On July 1, 2004, a video game was released for the PlayStation 2 developed by Sandlot and published by Bandai. The game uses the same voice actors as the animation, though it takes presentation cues from the anime, the manga, as well as the kaiju film genre.

On March 31, 2007, a feature-length film, entitled "Tetsujin 28-go: Hakuchu no Zangetsu" (which translates as "Tetsujin #28: The Daytime Moon") was released in Japanese theaters. The film used the same character designs and scenery as the 2004 television series, albeit the film remade the series from the beginning. Among the changes, a new character "Shoutarou" debuted, Shotaro's older half-brother who was in the same airforce troop as Ryūsaku Murasame. Also a character named Tsuki, with a heavily bandaged body, attempts to murder Shotaro.

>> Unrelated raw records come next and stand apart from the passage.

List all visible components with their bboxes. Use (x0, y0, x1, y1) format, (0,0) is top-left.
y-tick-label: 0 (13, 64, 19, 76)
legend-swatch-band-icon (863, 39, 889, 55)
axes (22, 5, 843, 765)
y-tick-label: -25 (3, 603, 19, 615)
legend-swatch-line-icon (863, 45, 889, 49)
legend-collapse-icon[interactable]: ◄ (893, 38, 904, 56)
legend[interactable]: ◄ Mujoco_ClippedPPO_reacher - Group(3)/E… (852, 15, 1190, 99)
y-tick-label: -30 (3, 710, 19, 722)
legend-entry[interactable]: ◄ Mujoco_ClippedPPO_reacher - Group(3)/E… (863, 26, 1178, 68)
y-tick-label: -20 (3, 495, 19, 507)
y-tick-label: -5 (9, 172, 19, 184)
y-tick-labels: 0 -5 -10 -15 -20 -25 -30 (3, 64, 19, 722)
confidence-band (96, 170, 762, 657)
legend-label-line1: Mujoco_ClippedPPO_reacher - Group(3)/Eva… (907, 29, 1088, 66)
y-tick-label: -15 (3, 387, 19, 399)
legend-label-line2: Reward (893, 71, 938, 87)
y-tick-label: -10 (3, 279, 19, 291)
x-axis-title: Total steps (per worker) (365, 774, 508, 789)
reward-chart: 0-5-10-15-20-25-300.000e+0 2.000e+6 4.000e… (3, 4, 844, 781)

===2005 live-action film===

A live-action adaptation of the series, directed by Shin Togashi, was released in Japan on March 19, 2005. It was later released on DVD in the US by Geneon Entertainment and by Manga Entertainment in the UK. The film centers on Shotaro (Sosuke Ikematsu), who is living in the modern age with his widowed mother. He discovers Tetsujin 28, a giant robot left for him by his father (Hiroshi Abe). With the help of Chief Otsuka and classmate Mami Tachibana, Shotaro learns to control Tetsujin and does battle with the villainous Dr. Reiji Takumi and Black Ox.

===Cancelled films===
On December 26, 2008, Felix Ip, the creative director of Imagi Animation Studios, revealed screenshots from a computer-animated teaser trailer featuring Tetsujin and Black Ox. On January 9, 2009, the Japanese animation company Hikari Productions and Imagi launched the projects website, as well as the full teaser featuring Shotaro and Dr. Franken. The film was subsequently cancelled, along with several other projects, when Imagi went defunct in 2010.

Idlewild director Bryan Barber reportedly acquired the rights to Gigantor in 2011, with plans to adapt it into a feature film. The project never came to fruition, however, and no further developments have been made since.

==Legacy==
- The shotacon genre of Japanese fiction, which focuses on a sexual attraction to young boys, is said to be linked to Tetsujin 28-gos Shotaro as an early example of the archetypal boys the genre focuses on; indeed, the term "shotacon" is said to be short for "Shotaro Complex".
- Guillermo del Toro has cited the series as an influence on his movie Pacific Rim, depicting a series of battles between human-controlled giant robots and giant alien monsters.
- Shotaro's name was borrowed by Katsuhiro Otomo for the protagonist of his manga, Akira. He also borrowed the name Shikishima for the colonel and the name of Shikishima's son, Tetsuo, for the character Tetsuo Shima; he has stated in the Akira Club book that it could be said that Akira is based on Tetsujin 28-go (Akira himself is referred to as "No. 28" by the scientists experimenting on the espers).
- The U.S. edition of the show, Gigantor, was spoofed in Saturday Night Lives "Torboto" sketch.